I care more to be loved; I want to be loved. I just feel, like women, they have minds and souls as well as hearts, ambition and talent as well as beauty, and I’m so sick of being told that love is all a woman is fit for. But… I’m so lonely! (2019, 1:42:25)

            Gerwig’s work highlights the darker undertones that Fetterly talks about, by rewriting Alcott’s original dialogue to express the same kind of loneliness people experience even today. To be unmarried (and single) while more accepted and not at odds with being able to love, is still a lonely thing. Just as Jo watches her sisters find love and family, as one’s immediate circle moves on to that phase of their lives, one can feel the same kind of loneliness that Jo does in the 1860s.

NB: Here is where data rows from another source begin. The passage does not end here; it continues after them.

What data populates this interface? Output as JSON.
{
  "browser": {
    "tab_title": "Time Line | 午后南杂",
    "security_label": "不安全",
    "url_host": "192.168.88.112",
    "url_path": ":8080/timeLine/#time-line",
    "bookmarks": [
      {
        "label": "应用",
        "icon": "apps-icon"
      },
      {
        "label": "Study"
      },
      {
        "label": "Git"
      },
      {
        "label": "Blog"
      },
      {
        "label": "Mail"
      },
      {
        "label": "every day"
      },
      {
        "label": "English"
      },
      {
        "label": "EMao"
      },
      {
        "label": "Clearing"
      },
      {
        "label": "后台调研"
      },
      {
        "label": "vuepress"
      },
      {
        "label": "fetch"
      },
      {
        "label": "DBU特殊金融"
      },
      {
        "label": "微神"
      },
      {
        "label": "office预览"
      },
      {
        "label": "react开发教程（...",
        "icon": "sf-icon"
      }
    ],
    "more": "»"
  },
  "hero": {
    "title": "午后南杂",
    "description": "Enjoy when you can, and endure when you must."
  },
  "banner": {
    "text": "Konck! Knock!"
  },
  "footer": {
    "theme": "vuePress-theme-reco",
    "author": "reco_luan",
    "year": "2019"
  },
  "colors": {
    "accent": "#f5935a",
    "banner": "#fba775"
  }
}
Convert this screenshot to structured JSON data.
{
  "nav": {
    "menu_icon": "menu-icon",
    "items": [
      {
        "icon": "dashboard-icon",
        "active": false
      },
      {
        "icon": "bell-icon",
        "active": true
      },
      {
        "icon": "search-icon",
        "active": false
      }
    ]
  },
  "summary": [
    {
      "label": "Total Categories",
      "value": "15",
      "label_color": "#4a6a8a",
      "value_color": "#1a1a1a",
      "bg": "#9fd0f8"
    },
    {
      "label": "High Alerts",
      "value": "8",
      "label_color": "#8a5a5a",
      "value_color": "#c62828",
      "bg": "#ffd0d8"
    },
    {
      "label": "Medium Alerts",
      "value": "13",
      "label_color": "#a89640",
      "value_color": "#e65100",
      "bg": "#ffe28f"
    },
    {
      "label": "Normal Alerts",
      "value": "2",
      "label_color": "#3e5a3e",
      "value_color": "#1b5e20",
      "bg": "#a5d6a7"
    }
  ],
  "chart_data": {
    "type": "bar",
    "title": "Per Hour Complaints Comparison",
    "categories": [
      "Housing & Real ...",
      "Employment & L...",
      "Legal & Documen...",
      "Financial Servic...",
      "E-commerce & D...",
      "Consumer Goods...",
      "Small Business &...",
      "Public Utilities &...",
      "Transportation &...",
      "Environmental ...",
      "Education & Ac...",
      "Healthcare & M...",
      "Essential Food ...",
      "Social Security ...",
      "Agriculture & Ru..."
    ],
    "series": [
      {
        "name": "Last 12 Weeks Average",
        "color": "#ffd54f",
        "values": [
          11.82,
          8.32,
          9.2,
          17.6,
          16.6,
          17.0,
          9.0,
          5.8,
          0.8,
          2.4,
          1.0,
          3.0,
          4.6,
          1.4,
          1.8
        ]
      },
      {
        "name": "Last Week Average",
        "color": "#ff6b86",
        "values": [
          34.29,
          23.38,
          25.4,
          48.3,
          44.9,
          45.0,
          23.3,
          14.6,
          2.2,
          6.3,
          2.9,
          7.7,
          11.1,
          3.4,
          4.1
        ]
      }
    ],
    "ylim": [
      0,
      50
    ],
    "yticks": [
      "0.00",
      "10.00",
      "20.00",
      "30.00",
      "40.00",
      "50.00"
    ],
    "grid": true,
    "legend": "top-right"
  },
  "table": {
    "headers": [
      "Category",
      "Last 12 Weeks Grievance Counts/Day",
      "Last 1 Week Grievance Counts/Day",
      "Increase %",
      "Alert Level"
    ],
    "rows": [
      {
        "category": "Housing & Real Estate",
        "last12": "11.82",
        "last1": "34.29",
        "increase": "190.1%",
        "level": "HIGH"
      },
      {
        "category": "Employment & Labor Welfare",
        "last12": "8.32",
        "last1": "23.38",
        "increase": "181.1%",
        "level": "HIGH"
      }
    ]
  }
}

            Armstrong and Swicord’s film ends with Professor Bhaer proposing to Jo in the rain, followed by a kiss that echoes the classic romantic ending. Bhaer is also instrumental in the publishing of Jo’s own book, unlike the original text. Gerwig on the other hand takes Alcott’s frustrating ending and turns it on its head. Towards the end of the movie, it seems like Jo is about to marry Bhaer, chasing after him in the rain. However, at the pivotal moment, the film cuts to Jo sitting in a publisher’s office, negotiating an offer for her novel. Echoing Alcott’s life, she is pushed to marry her heroine off, but she retains the copyright to her novel. Following this is a parallel set of scenes. One echoing the novel, where a presumably married Jo runs a boys school with Bhaer, and the second being Gerwig’s own addition, a scene where Jo watches her book being printed and bound. The film switches between the two, with the former concluding with the entire family gathered to celebrate Marmee’s birthday, a scene coloured with the same warm nostalgia of the past. The film then switches to the colder tones of the present, with Jo holding her novel in her arms, quietly smiling before the screen cuts to black. Gerwig’s Bhaer is not instrumental in the publishing of Jo’s book, and her clever use of form suggests that Jo ended up unmarried, just as Alcott originally wanted.

            Gerwig takes a culturally produced piece of work and integrates the habitus of the social and cultural fields of today, and continues the process of production, adding new meaning to the work through the power she has been endowed with, creating new boundaries that go beyond what Alcott had to work within.